The practice of revenue sharing creates a potential conflict of interest on the part of the institutions of higher education.  When and if the institutions direct students to lenders, they should do so based solely on the best interests of the student and parents who may take out loans from the lenders; yet, the institutions have a financial interest in the selection of the lenders by the student and parents.

iii. Denial of Choice of Lender: Some institutions of higher education have neglected to make clear that borrowers have a right to select the Stafford Loan and PLUS Loan lender of their choice, irrespective of whether the lender appears on any preferred lender lists.  In the most egregious cases, institutions have gone so far as to abrogate this right, by stating or strongly implying that the student and parents were limited to the lenders on the list, or even to a single lender.

iv.Exclusive Consolidation Loan Marketing Agreements:        Former students may wish to combine their various education loans into a single package, called a “consolidation loan.”  Some institutions of higher education have entered into agreements with the providers of such consolidation loans pursuant to which the institution agrees to encourage its former students to consolidate the former students’ loans with a particular lender and no other.  In exchange, the institution secures revenue sharing or other benefits that inure directly or indirectly to the institution rather than the borrower. Once again, the institution is in a conflicted position because its advice and encouragement may be influenced by its financial self-interest.

v. Undisclosed Sales of Loans to Another Lender: In many instances, institutions of higher education place several lenders on the institutions’ lists of preferred lenders causing the potential borrower to think that the lender list represents a real choice of options. But, the choice is illusory when, as sometimes occurs, all or a number of the lenders on a lender list have arranged with each other to sell any loans to one of the lenders immediately after one of the other complicit lenders disburses a loan.
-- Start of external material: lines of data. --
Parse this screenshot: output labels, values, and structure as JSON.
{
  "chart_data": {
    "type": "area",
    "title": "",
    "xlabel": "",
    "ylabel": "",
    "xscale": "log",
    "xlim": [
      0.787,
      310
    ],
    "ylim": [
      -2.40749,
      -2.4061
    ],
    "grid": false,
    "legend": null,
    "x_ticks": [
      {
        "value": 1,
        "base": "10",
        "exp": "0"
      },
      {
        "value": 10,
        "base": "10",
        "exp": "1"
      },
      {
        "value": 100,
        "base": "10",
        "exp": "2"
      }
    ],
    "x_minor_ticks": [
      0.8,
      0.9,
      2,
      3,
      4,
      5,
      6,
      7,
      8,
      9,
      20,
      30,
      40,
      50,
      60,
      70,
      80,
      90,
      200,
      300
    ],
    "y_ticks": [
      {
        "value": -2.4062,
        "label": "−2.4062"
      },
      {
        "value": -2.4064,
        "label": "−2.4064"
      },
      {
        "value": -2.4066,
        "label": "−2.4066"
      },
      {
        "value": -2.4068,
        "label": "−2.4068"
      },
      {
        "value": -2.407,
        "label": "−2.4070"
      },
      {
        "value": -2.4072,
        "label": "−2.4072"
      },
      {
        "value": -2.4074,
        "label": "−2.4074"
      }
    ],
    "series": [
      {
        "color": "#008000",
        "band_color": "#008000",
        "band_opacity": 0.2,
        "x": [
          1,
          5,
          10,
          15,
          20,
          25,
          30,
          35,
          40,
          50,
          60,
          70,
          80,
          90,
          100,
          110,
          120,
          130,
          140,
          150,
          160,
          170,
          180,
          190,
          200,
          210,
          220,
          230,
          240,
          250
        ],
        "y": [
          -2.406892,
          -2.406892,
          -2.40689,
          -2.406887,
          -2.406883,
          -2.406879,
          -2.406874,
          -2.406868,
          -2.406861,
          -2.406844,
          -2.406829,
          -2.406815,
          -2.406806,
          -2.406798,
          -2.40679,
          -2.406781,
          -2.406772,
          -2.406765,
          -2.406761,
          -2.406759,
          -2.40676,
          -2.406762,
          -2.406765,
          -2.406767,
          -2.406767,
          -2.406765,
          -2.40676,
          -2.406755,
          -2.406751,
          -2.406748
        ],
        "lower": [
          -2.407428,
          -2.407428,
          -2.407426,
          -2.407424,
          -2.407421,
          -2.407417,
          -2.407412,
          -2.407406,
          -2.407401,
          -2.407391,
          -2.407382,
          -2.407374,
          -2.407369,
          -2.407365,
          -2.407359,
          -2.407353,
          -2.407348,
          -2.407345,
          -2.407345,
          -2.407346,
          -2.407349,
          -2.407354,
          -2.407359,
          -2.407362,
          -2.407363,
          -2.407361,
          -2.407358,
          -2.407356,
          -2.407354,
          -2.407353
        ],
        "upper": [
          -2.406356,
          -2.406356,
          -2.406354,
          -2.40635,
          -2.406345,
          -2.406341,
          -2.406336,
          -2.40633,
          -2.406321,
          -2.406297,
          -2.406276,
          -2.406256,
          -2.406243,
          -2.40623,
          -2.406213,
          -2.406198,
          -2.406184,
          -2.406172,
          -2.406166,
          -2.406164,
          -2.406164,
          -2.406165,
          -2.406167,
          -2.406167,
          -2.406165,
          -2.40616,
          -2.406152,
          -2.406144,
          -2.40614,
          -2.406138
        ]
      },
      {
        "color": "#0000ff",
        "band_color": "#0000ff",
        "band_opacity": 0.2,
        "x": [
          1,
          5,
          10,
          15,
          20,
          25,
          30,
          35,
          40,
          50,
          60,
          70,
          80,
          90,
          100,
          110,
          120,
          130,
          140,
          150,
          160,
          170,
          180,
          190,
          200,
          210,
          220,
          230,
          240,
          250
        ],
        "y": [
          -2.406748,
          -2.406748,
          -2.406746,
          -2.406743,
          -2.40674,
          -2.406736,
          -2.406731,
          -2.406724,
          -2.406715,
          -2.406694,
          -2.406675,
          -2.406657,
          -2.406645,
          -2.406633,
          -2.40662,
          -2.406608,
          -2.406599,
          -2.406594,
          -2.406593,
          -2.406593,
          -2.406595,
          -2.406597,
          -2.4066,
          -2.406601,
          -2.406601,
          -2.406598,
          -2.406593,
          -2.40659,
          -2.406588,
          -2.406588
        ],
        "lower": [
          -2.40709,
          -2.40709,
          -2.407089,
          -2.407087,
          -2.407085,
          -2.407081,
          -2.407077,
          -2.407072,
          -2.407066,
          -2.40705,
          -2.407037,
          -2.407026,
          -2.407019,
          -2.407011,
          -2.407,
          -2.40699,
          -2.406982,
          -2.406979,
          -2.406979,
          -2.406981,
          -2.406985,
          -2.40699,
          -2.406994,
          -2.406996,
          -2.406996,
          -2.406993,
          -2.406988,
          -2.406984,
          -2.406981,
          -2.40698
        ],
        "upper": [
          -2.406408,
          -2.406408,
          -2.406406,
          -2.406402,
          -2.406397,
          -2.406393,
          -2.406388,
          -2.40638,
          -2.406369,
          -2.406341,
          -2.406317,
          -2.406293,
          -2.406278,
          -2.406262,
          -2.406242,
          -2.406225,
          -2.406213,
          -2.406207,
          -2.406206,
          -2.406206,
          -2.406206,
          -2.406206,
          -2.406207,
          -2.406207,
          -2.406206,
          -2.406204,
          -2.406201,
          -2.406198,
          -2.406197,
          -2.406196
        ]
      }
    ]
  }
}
        vi. Opportunity Loans: Lenders have entered into undisclosed agreements with institutions of higher education to provide what are referred to as “Opportunity Loans.”  These agreements provide that the lender will make loans up to a specified aggregate amount to students with poor or no credit history, or international students, who the lender claims would otherwise not be eligible for the lender’s alternative loan program.  In exchange for the lender’s commitment to make such loans, the institution may provide concessions or promises to the lender that may prejudice other borrowers.